En rentrant chez lui, Dherblay trouva Antoine dans son escalier, assis sur la banquette du palier. Après avoir un moment caressé l’idée de chercher le financier à la Bourse, il en était revenu rapidement et, faute d’obtenir du valet de chambre la permission de s’installer dans l’appartement, il avait opté pour l’extérieur immédiat. Là au moins, il était sûr de ne pas le manquer.

— Vous m’attendiez ? s’étonna Olivier. Puis-je vous demander qui vous êtes ?

— Je ne sais pas si mon nom vous dira grand-chose. Je m’appelle Antoine Laurens.

— Ah !… puis, au bout d’un instant : Veuillez me suivre s’il vous plaît !

Tirant une clef de sa poche, il fit pénétrer Antoine dans l’appartement, imposa silence à son valet qui commençait à protester et conduisit son visiteur jusqu’à un cabinet de travail meublé de livres et de quelques très beaux meubles Empire. Mais, avant même d’accepter le fauteuil qu’on lui offrait, le peintre demanda :

— Où est-elle ?

— Vous entendez, j’imagine, Mlle Desprez-Martel ?

— Naturellement. Je vous ai vu avec elle l’autre soir à l’Opéra. Est-elle ici ?

Olivier leva les sourcils :

— Qu’y ferait-elle ? Ce serait de la dernière imprudence. Elle est chez son grand-père…

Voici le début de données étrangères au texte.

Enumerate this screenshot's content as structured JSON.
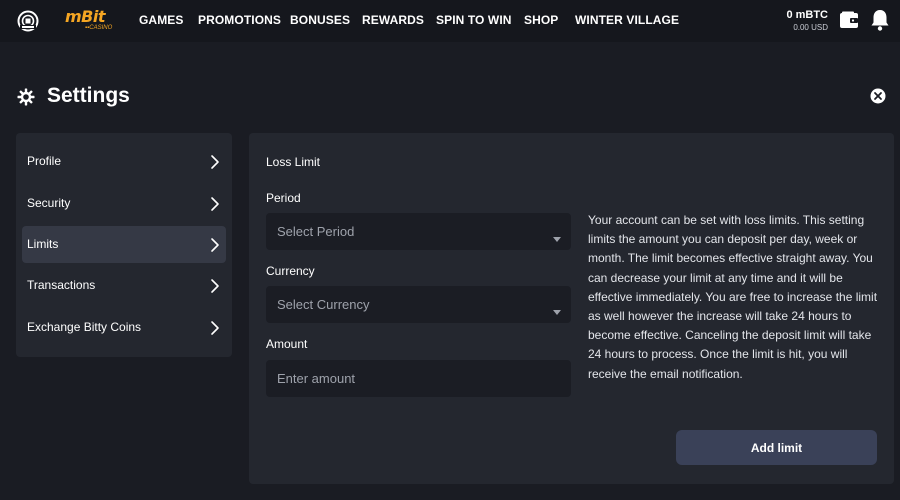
{
  "header": {
    "brand": "mBit",
    "brand_sub": "▪▪CASINO",
    "nav": [
      {
        "label": "GAMES"
      },
      {
        "label": "PROMOTIONS"
      },
      {
        "label": "BONUSES"
      },
      {
        "label": "REWARDS"
      },
      {
        "label": "SPIN TO WIN"
      },
      {
        "label": "SHOP"
      },
      {
        "label": "WINTER VILLAGE"
      }
    ],
    "balance_btc": "0 mBTC",
    "balance_usd": "0.00 USD",
    "accent_color": "#f5a623"
  },
  "page": {
    "title": "Settings"
  },
  "sidebar": {
    "items": [
      {
        "label": "Profile"
      },
      {
        "label": "Security"
      },
      {
        "label": "Limits",
        "active": true
      },
      {
        "label": "Transactions"
      },
      {
        "label": "Exchange Bitty Coins"
      }
    ]
  },
  "form": {
    "section_title": "Loss Limit",
    "period_label": "Period",
    "period_placeholder": "Select Period",
    "currency_label": "Currency",
    "currency_placeholder": "Select Currency",
    "amount_label": "Amount",
    "amount_placeholder": "Enter amount",
    "add_button": "Add limit"
  },
  "info": {
    "text": "Your account can be set with loss limits. This setting limits the amount you can deposit per day, week or month. The limit becomes effective straight away. You can decrease your limit at any time and it will be effective immediately. You are free to increase the limit as well however the increase will take 24 hours to become effective. Canceling the deposit limit will take 24 hours to process. Once the limit is hit, you will receive the email notification."
  },
  "icons": [
    "logo-mark-icon",
    "wallet-icon",
    "bell-icon",
    "gear-icon",
    "close-icon",
    "chevron-right-icon",
    "caret-down-icon"
  ]
}
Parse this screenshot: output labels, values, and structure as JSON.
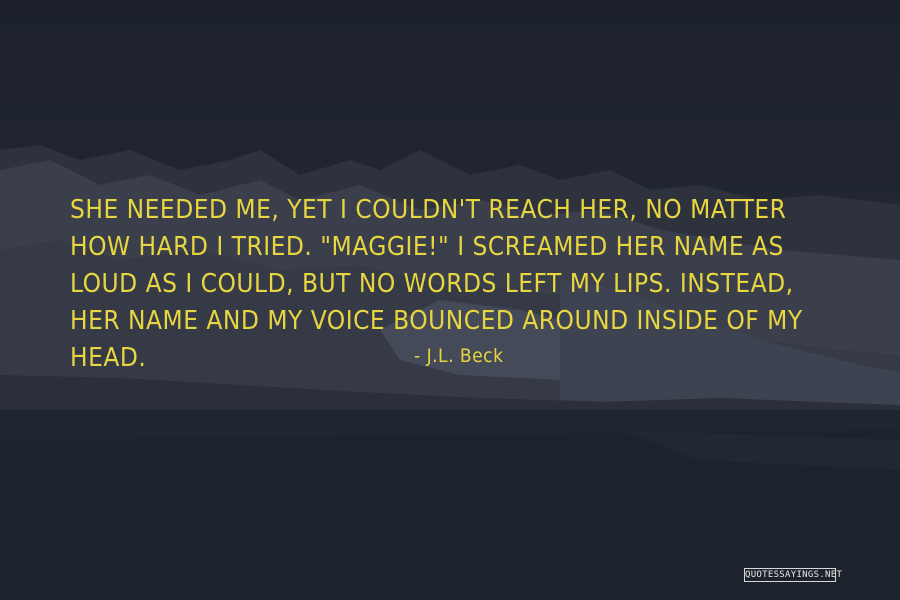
{
  "quote": {
    "text": "She needed me, yet I couldn't reach her, no matter how hard I tried. \"Maggie!\" I screamed her name as loud as I could, but no words left my lips. Instead, her name and my voice bounced around inside of my head.",
    "author": "- J.L. Beck"
  },
  "watermark": "QUOTESSAYINGS.NET",
  "colors": {
    "text": "#e8d640",
    "sky": "#1c212c",
    "snow": "#3a404c",
    "water": "#20262f"
  }
}
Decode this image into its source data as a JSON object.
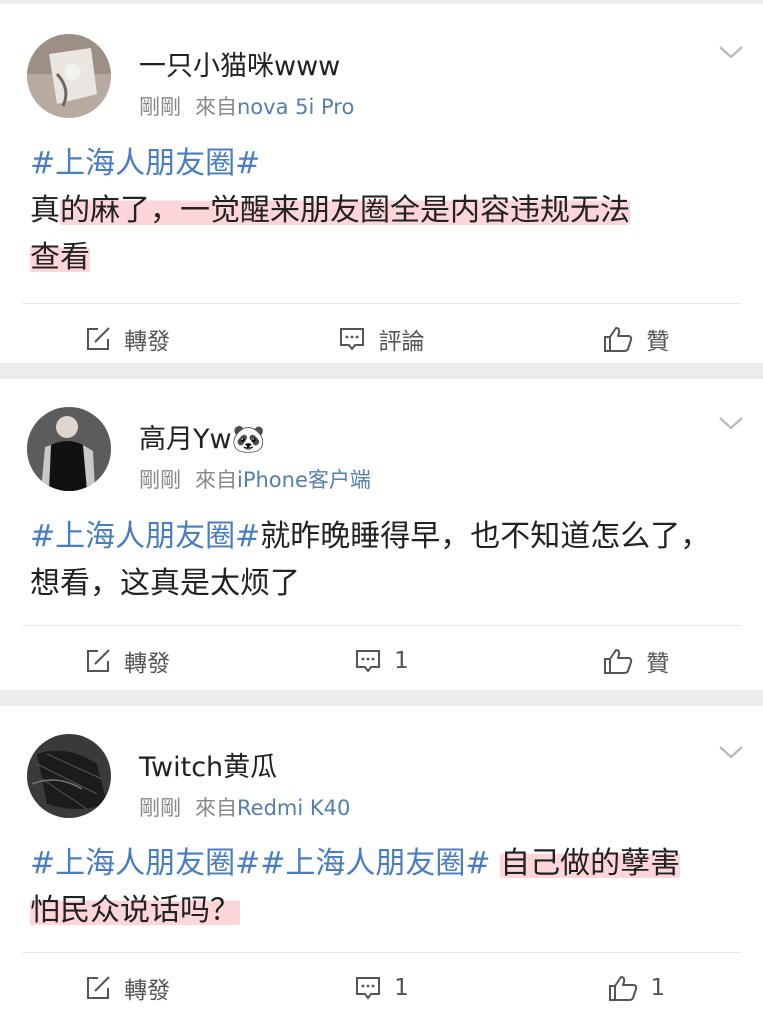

— J’y suis allé et j’ai même vu le gardien. Il m’a assuré qu’à part deux ou trois domestiques, la maison est vide.

— Que vouliez-vous qu’un fidèle serviteur vous dise d’autre ? fit Dherblay en haussant les épaules. Nous étions tenus à une certaine discrétion…

— Une loge à l’Opéra, cela vous paraît discret ?

— Pourquoi l’aurais-je privée de ce plaisir dès l’instant où j’étais certain que les yeux capables de la reconnaître n’y seraient pas ? Nous ne sommes d’ailleurs pas restés longtemps.

— Je l’ai remarqué. Mélanie a eu peur ?

— Non. C’est moi qui ai eu peur. Le roi Édouard s’apprêtait visiblement à se la faire présenter à l’entracte.

— C’est vrai qu’elle était bien belle ! soupira Antoine. Eh bien, je crois qu’à présent je vais aller la voir, ajouta-t-il en se levant.

— Je ne vous le conseille pas. Une scène assez pénible vient de se dérouler là-bas et je ne suis pas certain qu’elle ait envie de parler à qui que ce soit. Reprenez votre siège et écoutez-moi !

En quelques phrases brèves et claires, totalement dépourvues d’émotion, Olivier raconta ce qui s’était passé et l’incroyable audace dont Francis de Varennes avait fait preuve. En matière de conclusion, il laissa entendre qu’il ne fallait pas attacher trop d’espoir au fait que le commissaire Langevin avait emmené le personnage pour continuer à l’interroger.

— Varennes ne risque rien qu’une amende peut-être à verser à la police italienne. Il n’y a pas de cadavre et aucun chef d’accusation ne peut être retenu contre lui. Pas même la nuit passée avec la danseuse : il n’y a pas eu flagrant délit. Il est certainement libre à l’heure qu’il est…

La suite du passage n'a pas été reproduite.